I remember taking care of a patient midway through my residency. We had tried many different things, but eventually he succumbed to the disease and passed away in the hospital. I don’t remember what the patient looked like. I don’t remember his name. I don’t remember the disease.
What I do remember was that we tried. We tried to make him better, but in the end we did not meet this goal. As the futility of our efforts became clear to us and to the family, we decided to focus on comfort.
The patient passed away.
The memory that has haunted me to this day is walking into the room and having the patient’s brother walk up to me. As he drew closer he pulled me into an embrace and thanked me. He actually thanked me.
In dealing with death and dying it has not been uncommon for me to hear a thank you from the loved ones of a patient who has passed. But this was the first time I experienced this. And maybe that’s this memory has stuck with me since then.

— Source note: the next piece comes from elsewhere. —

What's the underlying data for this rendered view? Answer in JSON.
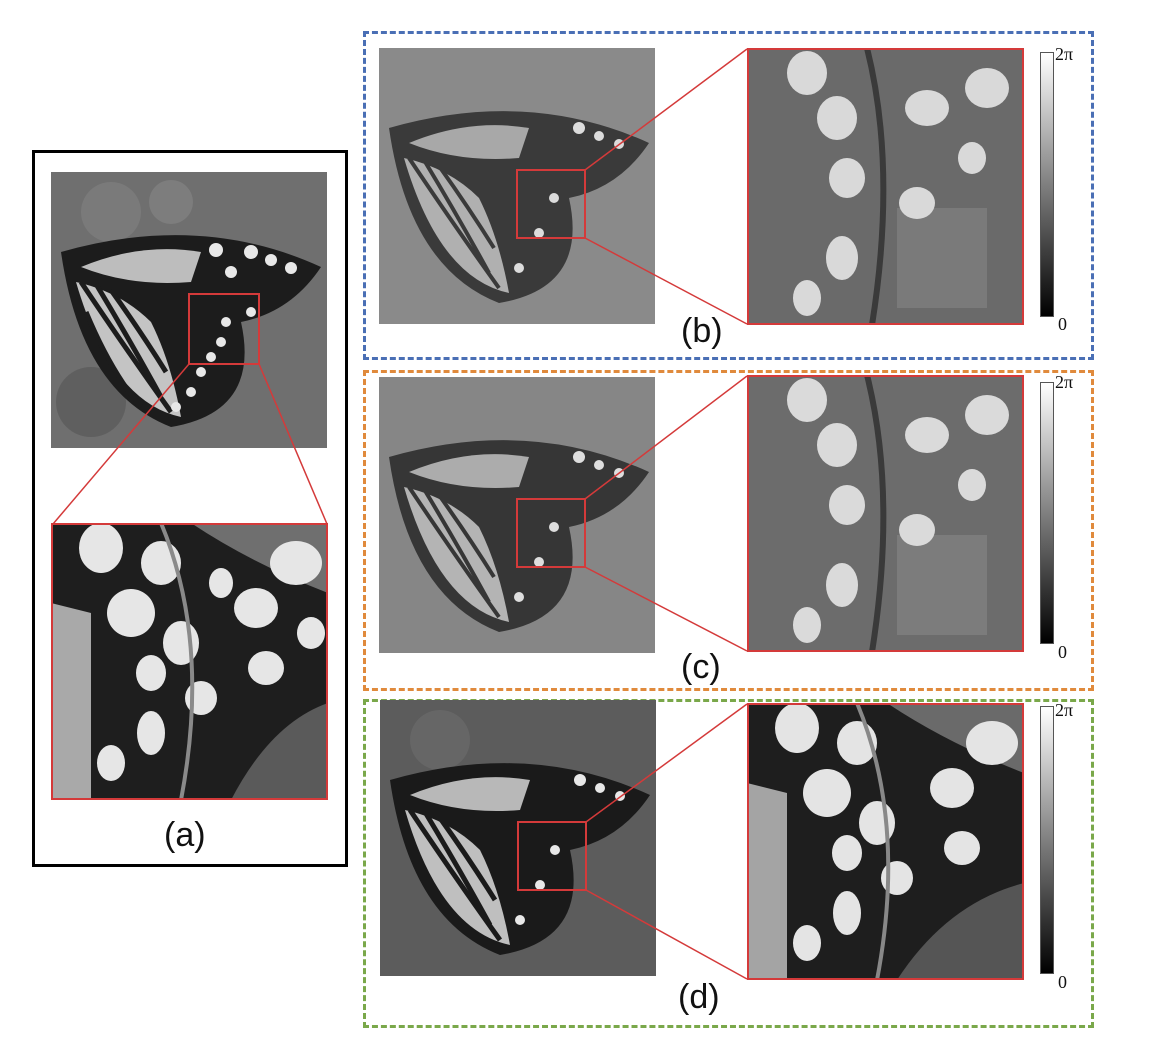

Thanks. It jarred me to hear that sentiment from this grieving man. In that instance I could not do much more than return his embrace. I had no words but to say, “I’m sorry.”
To me, my words felt empty. They felt inconsequential. But it was all I could muster.
I felt like I was being thanked for nothing. I felt like I was being thanked for failing. Because that’s the lens through which I viewed the situation.
Now, I realize that I should be grateful for their appreciation. I marvel at how some people, in their moments of grief, can still take time to express their gratitude — even if it is “just” for compassion and care instead of the cure for which they had pleaded and prayed.
Medicine is a profession most of us go into because we want to fix problems and make people better. Too often it is easy to view death as a failure of what we set out to do. The danger in allowing us to view death this way is that we may feel that we have provided nothing to our patients and their families.
But sometimes patients and their families don’t need a savior. Sometimes they just need someone to be with them through the journey’s end. And to them, you have given way more than “nothing.” You have given everything.